ISLAH VE BEDEL ARTIRIMI ARASINDAKİ FARKLAR

ISLAH VE BEDEL ARTIRIMI ARASINDAKİ FARKLAR
Türk hukukunda, dava türleri arasında önemli bir yer tutan kısmi dava ve belirsiz alacak davası, alacakların dava yoluyla talep edilmesi süreçlerinde farklı koşullara ve sonuçlara sahiptir. HMK, bu iki dava türünün amacını ve niteliğini netleştirmeyi hedeflemiş olsa da uygulamada zaman zaman karıştırıldıkları görülmektedir.
- Kısmı Dava Nedir?
6100 sayılı Hukuk Muhakemeleri Kanunu 109. maddesinde düzenlenen kısmi dava, aynı hukuki ilişkiden kaynaklanan ve bölünebilir nitelikte olan bir alacağın veya hakkın talep edilmesidir.

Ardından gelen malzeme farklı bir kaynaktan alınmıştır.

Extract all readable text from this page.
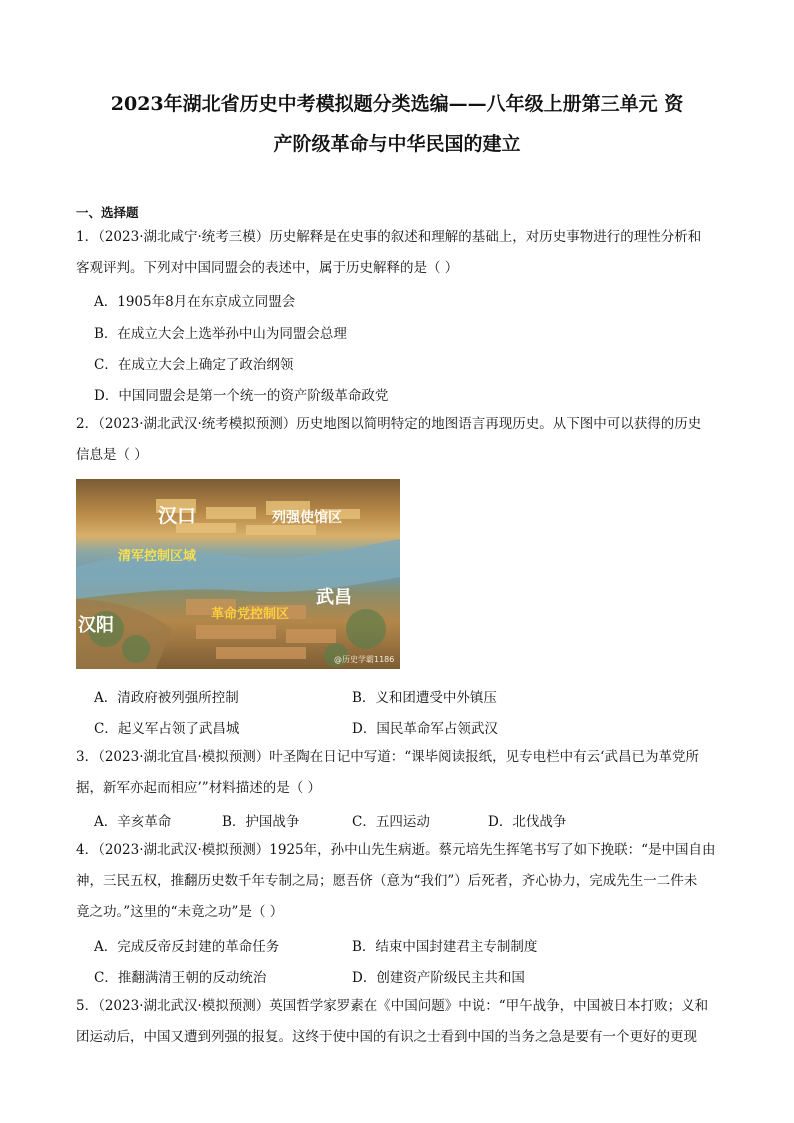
2023年湖北省历史中考模拟题分类选编——八年级上册第三单元 资
产阶级革命与中华民国的建立
一、选择题
1．（2023·湖北咸宁·统考三模）历史解释是在史事的叙述和理解的基础上，对历史事物进行的理性分析和
客观评判。下列对中国同盟会的表述中，属于历史解释的是（ ）
A．1905年8月在东京成立同盟会
B．在成立大会上选举孙中山为同盟会总理
C．在成立大会上确定了政治纲领
D．中国同盟会是第一个统一的资产阶级革命政党
2．（2023·湖北武汉·统考模拟预测）历史地图以简明特定的地图语言再现历史。从下图中可以获得的历史
信息是（ ）
汉口	列强使馆区
清军控制区域
武昌
革命党控制区
汉阳
@历史学霸1186
A．清政府被列强所控制	B．义和团遭受中外镇压
C．起义军占领了武昌城	D．国民革命军占领武汉
3．（2023·湖北宜昌·模拟预测）叶圣陶在日记中写道：“课毕阅读报纸，见专电栏中有云‘武昌已为革党所
据，新军亦起而相应’”材料描述的是（ ）
A．辛亥革命	B．护国战争	C．五四运动	D．北伐战争
4．（2023·湖北武汉·模拟预测）1925年，孙中山先生病逝。蔡元培先生挥笔书写了如下挽联：“是中国自由
神，三民五权，推翻历史数千年专制之局；愿吾侪（意为“我们”）后死者，齐心协力，完成先生一二件未
竟之功。”这里的“未竟之功”是（ ）
A．完成反帝反封建的革命任务	B．结束中国封建君主专制制度
C．推翻满清王朝的反动统治	D．创建资产阶级民主共和国
5．（2023·湖北武汉·模拟预测）英国哲学家罗素在《中国问题》中说：“甲午战争，中国被日本打败；义和
团运动后，中国又遭到列强的报复。这终于使中国的有识之士看到中国的当务之急是要有一个更好的更现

Bu tür davada talep konusunun tamamı için dava açma imkanı olmasına rağmen yalnızca bir bölümü talep edilmektedir. Talep konusunun taraflar arasında tartışmasız veya açıkça belirlenebilir olmadığı durumlarda da kısmi dava açılmasına herhangi bir hukuki engel olmamakla birlikte hukuki yararın bulunması ve hakkın kötüye kullanılmaması gerekmektedir. Kısmi dava açılabilmesinin iki şartı olduğunu söylemek mümkündür. Bu şartlar; talep konusunun bölünebilir nitelikte olması ve aynı hukuki ilişkiden doğmuş olmasıdır.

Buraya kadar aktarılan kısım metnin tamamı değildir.